Where can I get the vaccine for my child?
  • Children under five could receive their first dose as early as June 21.  
  • An initial supply of 10 million doses will be available the first week with a second round of doses available the following week. 
  • Parents can visit vaccines.gov to view the nearest available COVID-19 vaccine options for their children. All states are ensuring they have vaccines available at public health departments in case a child does not have a personal health care provider or in the case that some providers are unable to stock the vaccine due to storage requirements. 
Can my child get the COVID vaccine at the same time as other vaccines?
  • Yes, children can get the COVID vaccine at the same time as other vaccines 
  • Babies and children under 5 often get more than one vaccine at a time when they visit their pediatrician. These recommended vaccines provide protection against 14 dangerous diseases – and now COVID-19 too.  
  • Many families missed getting routine vaccines during the pandemic, so making an appointment with your child’s healthcare provider to get the COVID-19 vaccine is a good time to get caught up on any missed vaccines, too.   
  • Routine wellness vaccines prevent an average of 1,913 illnesses per hour, 2,685 hospitalizations per day, and 720 early deaths per week in the United States. They are one of our most important tools for  keeping our children and families healthy. 
Should my child get a COVID vaccine if they’ve already had COVID?
  • Yes.

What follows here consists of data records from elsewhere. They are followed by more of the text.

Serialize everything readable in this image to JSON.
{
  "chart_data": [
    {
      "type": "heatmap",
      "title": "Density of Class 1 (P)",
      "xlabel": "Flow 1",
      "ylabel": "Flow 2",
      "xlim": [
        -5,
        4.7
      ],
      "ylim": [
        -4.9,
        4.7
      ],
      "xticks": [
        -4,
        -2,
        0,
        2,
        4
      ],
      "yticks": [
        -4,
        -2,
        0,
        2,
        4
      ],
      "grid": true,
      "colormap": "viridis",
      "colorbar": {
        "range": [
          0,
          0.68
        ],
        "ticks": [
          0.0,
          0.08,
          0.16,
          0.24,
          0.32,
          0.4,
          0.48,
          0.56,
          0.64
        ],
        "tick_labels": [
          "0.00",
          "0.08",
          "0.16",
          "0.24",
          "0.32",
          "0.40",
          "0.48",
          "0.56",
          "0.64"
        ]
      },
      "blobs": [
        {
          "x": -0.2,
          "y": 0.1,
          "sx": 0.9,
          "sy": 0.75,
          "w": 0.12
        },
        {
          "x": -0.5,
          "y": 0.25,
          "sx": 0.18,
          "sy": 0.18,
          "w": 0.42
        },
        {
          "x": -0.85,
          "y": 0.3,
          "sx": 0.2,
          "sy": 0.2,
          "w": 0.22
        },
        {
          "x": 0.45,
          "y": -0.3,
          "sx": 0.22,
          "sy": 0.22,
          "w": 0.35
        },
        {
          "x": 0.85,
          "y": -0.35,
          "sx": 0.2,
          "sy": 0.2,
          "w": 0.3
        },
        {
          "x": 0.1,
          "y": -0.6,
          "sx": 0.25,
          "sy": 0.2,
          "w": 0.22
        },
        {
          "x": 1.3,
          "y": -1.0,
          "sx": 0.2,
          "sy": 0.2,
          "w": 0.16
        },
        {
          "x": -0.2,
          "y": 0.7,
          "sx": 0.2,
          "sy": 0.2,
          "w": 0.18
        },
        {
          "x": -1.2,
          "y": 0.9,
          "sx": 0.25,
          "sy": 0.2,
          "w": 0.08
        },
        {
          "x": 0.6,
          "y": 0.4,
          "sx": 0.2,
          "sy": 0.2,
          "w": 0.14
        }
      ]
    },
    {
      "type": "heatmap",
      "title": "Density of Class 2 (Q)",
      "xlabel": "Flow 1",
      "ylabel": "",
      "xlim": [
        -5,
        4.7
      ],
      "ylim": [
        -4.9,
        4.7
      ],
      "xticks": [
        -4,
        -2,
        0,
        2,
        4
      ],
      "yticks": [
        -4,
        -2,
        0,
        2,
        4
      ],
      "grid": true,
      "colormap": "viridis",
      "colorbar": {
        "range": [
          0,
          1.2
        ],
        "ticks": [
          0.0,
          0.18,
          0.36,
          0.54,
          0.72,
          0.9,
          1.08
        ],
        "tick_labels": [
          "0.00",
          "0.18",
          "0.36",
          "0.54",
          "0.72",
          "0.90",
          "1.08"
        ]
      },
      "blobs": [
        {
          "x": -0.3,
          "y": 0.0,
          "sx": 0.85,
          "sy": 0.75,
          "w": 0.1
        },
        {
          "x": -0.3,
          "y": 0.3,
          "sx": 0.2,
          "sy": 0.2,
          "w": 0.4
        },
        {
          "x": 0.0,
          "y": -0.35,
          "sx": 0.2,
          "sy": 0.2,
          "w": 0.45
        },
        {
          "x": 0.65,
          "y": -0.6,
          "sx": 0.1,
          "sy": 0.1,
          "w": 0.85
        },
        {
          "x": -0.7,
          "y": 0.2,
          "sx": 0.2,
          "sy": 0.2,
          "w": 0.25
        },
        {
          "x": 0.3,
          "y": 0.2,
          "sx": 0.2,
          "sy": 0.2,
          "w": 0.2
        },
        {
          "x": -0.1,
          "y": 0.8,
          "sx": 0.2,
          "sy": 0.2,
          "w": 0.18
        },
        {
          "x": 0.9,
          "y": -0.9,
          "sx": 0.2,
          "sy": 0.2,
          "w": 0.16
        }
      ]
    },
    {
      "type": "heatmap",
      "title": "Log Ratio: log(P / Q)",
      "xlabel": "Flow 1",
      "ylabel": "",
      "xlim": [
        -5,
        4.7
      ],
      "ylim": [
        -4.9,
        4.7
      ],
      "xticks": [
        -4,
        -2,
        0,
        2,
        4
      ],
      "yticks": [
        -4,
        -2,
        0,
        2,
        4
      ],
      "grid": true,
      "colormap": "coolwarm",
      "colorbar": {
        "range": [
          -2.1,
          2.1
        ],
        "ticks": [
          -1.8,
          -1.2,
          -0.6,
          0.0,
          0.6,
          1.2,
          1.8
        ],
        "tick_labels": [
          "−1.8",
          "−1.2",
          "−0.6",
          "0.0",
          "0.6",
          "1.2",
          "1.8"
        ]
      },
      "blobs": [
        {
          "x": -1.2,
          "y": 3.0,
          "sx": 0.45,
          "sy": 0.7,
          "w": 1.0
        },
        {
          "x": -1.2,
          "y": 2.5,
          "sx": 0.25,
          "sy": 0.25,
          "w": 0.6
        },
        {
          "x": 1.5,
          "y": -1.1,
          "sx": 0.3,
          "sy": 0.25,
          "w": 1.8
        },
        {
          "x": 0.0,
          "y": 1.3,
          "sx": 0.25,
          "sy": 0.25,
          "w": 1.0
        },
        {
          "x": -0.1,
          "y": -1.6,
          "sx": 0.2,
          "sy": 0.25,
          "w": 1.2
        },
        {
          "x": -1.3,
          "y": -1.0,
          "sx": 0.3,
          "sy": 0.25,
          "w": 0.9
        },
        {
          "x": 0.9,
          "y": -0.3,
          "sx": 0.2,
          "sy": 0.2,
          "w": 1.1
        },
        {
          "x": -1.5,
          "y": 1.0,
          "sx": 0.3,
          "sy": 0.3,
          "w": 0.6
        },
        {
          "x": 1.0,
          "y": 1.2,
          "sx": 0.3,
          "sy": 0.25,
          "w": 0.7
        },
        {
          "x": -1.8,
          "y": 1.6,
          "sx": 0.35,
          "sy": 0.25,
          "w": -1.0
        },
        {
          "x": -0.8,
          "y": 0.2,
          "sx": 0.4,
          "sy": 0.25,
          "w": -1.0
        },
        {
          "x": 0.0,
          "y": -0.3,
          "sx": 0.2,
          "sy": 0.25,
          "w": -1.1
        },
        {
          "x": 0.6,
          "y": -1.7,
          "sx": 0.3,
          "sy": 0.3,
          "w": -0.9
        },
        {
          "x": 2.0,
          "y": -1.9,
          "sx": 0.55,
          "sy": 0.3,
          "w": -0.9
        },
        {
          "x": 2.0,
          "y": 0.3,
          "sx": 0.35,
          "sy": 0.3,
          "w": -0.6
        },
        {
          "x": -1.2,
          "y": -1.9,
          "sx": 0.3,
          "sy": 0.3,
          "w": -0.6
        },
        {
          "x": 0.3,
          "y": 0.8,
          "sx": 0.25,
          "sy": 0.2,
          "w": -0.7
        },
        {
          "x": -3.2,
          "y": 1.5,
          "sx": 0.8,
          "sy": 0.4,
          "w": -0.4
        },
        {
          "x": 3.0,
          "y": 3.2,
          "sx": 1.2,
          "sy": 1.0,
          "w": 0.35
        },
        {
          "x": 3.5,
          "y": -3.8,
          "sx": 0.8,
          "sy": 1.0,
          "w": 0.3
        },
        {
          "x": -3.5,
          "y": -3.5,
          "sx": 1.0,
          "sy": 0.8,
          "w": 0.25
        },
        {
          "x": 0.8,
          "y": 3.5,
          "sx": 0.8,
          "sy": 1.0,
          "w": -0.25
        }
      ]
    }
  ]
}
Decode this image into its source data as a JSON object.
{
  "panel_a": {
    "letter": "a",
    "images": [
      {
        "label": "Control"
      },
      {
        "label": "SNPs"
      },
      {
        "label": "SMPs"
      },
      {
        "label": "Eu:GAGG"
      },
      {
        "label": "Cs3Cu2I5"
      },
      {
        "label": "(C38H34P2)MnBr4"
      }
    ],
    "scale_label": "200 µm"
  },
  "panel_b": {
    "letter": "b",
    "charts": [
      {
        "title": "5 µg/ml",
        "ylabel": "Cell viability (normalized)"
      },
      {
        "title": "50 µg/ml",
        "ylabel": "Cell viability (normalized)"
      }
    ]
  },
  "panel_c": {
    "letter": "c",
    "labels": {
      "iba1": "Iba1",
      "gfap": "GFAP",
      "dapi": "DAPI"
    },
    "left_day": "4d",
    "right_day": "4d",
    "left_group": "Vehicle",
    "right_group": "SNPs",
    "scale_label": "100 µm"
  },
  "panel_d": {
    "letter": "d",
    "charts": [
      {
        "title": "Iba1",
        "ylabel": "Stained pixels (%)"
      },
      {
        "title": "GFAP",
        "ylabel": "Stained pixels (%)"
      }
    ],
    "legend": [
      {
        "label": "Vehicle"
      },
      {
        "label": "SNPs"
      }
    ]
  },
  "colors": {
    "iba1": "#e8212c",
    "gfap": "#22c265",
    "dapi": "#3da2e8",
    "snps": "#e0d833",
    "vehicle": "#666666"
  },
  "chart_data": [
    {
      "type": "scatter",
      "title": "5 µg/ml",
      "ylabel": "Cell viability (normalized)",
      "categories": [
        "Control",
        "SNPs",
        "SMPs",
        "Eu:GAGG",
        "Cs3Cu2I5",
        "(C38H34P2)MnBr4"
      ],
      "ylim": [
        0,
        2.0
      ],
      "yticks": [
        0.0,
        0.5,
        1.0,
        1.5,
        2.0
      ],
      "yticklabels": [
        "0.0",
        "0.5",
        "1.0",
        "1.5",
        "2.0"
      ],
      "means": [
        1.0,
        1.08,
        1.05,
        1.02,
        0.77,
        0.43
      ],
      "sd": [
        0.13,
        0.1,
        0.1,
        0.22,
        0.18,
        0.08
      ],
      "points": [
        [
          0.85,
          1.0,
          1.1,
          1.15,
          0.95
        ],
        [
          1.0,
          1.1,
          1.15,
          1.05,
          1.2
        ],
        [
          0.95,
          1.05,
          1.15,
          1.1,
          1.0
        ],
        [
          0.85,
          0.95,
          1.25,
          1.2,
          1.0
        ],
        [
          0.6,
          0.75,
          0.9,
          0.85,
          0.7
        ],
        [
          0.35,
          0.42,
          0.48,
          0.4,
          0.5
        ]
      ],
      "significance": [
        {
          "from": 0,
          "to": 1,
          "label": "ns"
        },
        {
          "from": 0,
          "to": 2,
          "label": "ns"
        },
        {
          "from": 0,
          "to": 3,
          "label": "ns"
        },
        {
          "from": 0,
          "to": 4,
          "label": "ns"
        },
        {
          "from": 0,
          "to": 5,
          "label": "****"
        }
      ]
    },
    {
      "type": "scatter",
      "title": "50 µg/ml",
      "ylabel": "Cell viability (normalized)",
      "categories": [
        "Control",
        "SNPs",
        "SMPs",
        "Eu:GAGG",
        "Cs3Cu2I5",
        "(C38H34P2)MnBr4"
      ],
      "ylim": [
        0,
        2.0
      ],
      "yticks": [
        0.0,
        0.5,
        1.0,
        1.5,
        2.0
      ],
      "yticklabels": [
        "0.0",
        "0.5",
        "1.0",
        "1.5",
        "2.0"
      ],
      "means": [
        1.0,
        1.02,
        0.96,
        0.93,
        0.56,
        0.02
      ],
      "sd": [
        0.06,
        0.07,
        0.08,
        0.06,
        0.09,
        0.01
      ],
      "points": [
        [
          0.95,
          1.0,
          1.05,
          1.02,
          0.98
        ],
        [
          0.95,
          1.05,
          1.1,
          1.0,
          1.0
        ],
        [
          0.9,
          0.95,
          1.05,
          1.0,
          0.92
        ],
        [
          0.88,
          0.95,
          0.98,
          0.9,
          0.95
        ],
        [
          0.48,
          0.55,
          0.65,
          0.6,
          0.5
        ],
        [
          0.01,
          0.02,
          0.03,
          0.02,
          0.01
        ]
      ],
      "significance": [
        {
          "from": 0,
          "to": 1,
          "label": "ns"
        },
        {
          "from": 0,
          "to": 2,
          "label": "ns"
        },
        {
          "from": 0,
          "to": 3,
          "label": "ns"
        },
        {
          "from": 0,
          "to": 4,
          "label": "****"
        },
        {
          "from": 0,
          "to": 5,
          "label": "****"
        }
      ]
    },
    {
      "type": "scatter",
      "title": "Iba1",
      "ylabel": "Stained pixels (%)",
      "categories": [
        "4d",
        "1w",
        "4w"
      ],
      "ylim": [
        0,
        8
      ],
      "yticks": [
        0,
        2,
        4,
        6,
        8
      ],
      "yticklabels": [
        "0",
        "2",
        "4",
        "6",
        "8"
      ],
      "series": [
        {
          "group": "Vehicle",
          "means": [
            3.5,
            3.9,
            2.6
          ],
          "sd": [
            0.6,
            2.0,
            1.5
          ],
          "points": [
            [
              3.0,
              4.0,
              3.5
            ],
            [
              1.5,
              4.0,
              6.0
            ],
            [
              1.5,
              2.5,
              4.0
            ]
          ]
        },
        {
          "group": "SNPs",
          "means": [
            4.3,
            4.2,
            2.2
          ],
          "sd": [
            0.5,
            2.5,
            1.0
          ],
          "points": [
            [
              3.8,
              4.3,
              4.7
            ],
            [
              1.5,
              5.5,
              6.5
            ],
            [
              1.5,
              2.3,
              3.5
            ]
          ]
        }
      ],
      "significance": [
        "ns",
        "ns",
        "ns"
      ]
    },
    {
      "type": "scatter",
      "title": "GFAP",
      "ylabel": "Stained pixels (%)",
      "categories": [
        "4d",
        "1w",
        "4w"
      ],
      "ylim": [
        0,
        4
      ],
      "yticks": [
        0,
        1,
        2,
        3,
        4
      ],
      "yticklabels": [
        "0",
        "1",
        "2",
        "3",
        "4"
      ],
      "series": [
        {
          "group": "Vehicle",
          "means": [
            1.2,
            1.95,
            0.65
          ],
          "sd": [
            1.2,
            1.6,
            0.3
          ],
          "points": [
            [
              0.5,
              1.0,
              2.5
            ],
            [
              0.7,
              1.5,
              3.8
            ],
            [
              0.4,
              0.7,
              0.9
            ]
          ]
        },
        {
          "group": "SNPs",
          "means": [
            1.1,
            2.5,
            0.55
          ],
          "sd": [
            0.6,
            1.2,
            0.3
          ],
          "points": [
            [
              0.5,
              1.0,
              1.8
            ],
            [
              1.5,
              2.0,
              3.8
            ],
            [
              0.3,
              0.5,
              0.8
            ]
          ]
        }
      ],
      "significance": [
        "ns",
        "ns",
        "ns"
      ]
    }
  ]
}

Prior infection does not protect as well against getting infected again, especially with the newer virus variants like Omicron.  
  • Getting vaccinated provides a boost in protection without the risk that comes with infection.  
  • If your child was infected with COVID, their next vaccine dose can be delayed 3 months from when symptoms started or when they tested positive. Talk to your care provider to make the best decision for your child.